Now retired from acute care hospital nursing and from my role as a Healing Touch Instructor, it’s challenging that I find what I can do, what dreams remain. In my adolescence I dreamed of being a movie star. During my stint as editor of our high school newspaper, I had the thrill of lunching with alumni; journalists who had risen to the top in the Seattle P-I and Seattle TIMES so, naturally, as I prepared to go off to college, I fantasized about being a journalist. I never dreamed or fantasized about being a nurse and yet that was my calling. I hadn’t even heard of energy medicine and yet I was called to it. What am I being called to in my 70’s? What is your “being” called to?

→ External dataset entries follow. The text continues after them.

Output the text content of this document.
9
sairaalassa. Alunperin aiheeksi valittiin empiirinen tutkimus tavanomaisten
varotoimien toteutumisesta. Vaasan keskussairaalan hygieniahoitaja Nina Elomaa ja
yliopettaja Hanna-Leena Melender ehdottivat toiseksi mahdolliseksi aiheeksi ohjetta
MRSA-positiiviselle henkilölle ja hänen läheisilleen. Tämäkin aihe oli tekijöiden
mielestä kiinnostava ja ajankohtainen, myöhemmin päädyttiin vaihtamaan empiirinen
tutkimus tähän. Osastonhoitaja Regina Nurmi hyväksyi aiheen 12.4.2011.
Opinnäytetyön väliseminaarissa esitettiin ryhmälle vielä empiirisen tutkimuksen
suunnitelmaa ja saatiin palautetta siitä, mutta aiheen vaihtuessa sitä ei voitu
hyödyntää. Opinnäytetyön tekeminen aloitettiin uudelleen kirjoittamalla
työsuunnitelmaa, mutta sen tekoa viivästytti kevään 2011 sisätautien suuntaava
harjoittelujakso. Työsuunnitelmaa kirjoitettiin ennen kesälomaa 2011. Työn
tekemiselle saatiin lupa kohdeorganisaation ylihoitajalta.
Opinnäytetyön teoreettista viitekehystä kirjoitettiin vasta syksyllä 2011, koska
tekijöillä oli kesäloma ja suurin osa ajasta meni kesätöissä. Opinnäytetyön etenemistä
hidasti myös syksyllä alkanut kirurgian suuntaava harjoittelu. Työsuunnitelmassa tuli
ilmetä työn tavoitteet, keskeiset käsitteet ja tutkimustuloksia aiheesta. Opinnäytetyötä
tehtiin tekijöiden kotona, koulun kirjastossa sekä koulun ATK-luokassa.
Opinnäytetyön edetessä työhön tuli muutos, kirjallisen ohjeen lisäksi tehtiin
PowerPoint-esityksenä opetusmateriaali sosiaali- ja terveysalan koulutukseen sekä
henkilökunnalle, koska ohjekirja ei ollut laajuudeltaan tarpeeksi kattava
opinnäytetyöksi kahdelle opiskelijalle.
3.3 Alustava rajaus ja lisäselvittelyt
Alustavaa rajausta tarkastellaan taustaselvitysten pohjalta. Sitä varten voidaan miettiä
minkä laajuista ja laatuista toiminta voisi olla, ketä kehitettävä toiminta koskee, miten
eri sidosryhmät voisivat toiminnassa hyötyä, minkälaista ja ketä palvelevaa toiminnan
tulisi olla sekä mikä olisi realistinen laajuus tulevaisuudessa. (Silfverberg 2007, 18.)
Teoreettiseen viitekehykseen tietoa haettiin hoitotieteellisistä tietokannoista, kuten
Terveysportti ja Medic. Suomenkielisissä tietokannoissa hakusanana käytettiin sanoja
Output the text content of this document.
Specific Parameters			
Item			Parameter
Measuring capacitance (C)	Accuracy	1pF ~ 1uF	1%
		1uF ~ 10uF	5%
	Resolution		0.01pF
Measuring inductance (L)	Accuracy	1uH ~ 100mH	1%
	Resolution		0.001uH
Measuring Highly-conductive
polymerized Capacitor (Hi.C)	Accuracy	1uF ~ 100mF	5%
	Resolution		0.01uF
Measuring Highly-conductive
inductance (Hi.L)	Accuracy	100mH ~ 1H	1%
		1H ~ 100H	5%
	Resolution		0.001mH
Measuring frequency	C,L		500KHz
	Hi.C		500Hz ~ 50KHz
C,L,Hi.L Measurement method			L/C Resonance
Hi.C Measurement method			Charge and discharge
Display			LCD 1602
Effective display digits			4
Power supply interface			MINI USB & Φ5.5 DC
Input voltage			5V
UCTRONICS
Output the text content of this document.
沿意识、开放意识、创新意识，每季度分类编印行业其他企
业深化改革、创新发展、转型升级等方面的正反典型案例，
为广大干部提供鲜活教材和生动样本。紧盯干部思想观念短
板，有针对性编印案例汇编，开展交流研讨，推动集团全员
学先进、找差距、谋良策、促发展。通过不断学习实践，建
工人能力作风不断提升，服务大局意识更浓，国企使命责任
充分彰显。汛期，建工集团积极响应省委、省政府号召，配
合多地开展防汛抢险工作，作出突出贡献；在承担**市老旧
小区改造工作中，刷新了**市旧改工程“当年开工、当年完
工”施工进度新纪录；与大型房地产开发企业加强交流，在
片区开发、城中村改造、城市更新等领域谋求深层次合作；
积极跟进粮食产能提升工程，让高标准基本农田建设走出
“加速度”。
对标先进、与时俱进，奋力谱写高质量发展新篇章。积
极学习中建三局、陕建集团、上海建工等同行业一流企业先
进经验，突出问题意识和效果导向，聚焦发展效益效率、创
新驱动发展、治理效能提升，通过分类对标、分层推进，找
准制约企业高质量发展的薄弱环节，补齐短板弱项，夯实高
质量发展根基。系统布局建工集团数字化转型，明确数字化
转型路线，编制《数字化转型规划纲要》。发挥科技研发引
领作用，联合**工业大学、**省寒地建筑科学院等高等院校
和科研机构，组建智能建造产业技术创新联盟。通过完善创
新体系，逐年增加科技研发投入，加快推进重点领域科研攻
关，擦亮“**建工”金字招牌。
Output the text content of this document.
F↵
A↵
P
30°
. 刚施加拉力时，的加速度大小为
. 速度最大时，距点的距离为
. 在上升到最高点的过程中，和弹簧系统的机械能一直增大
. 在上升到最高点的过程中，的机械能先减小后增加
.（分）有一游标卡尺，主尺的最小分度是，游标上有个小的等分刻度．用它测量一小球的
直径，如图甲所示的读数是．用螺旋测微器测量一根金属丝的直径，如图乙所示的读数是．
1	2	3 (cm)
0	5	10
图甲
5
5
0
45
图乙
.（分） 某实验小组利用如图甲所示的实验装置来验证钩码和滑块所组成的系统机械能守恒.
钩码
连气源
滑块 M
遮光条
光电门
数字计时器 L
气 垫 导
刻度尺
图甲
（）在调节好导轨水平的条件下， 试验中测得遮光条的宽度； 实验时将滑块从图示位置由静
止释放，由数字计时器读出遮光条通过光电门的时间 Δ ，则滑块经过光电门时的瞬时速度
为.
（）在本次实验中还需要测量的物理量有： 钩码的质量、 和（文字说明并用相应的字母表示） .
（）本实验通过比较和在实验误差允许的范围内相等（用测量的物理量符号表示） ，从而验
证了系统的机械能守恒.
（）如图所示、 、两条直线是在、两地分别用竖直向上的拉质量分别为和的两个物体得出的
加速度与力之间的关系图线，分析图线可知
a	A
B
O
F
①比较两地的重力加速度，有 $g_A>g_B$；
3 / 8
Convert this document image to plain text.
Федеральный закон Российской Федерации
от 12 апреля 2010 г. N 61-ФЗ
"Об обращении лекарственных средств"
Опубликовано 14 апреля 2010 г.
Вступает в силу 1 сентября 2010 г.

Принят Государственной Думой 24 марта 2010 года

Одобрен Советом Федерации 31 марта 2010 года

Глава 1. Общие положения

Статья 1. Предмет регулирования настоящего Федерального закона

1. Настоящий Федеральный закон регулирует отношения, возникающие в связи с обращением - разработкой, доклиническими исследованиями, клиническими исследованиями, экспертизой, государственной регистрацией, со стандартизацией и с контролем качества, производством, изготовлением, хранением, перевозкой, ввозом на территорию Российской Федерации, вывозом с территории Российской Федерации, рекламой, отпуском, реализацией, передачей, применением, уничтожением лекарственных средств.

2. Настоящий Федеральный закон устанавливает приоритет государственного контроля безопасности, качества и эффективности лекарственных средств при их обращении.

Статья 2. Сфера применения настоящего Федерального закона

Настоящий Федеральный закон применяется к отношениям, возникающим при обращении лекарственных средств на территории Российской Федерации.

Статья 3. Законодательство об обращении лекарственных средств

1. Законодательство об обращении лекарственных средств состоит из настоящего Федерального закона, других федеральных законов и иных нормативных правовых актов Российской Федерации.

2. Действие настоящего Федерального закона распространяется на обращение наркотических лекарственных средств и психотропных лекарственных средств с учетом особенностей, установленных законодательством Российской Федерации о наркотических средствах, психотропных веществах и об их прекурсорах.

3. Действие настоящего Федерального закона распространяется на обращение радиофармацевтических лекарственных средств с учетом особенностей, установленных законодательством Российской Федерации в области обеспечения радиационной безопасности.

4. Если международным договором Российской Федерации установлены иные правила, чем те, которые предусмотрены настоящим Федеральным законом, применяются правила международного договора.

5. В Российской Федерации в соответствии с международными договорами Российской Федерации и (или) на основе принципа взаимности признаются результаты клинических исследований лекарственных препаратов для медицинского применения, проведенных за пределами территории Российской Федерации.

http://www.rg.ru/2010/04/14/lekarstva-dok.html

I think I always fantasized about being a writer and got a teensy thrill recently when an article I wrote was published. I have found that in the doing you discover your being. I don’t know that I’m driven to a “glorious quest” but I’m still growing up, yes? John Lennon’s mother told him that happiness was the key to life. In school when he was asked what he wanted to be when he grew up, he wrote down, “happy.” They told him he didn’t understand the assignment. He told them they didn’t understand life. Don’t you think that being happy is a glorious quest at any age? What makes you happy?
And I know if I’ll only be true to this glorious quest/ That my heart will lie peaceful and calm when I’m laid to my rest…
The Impossible Dream from Man of La Mancha.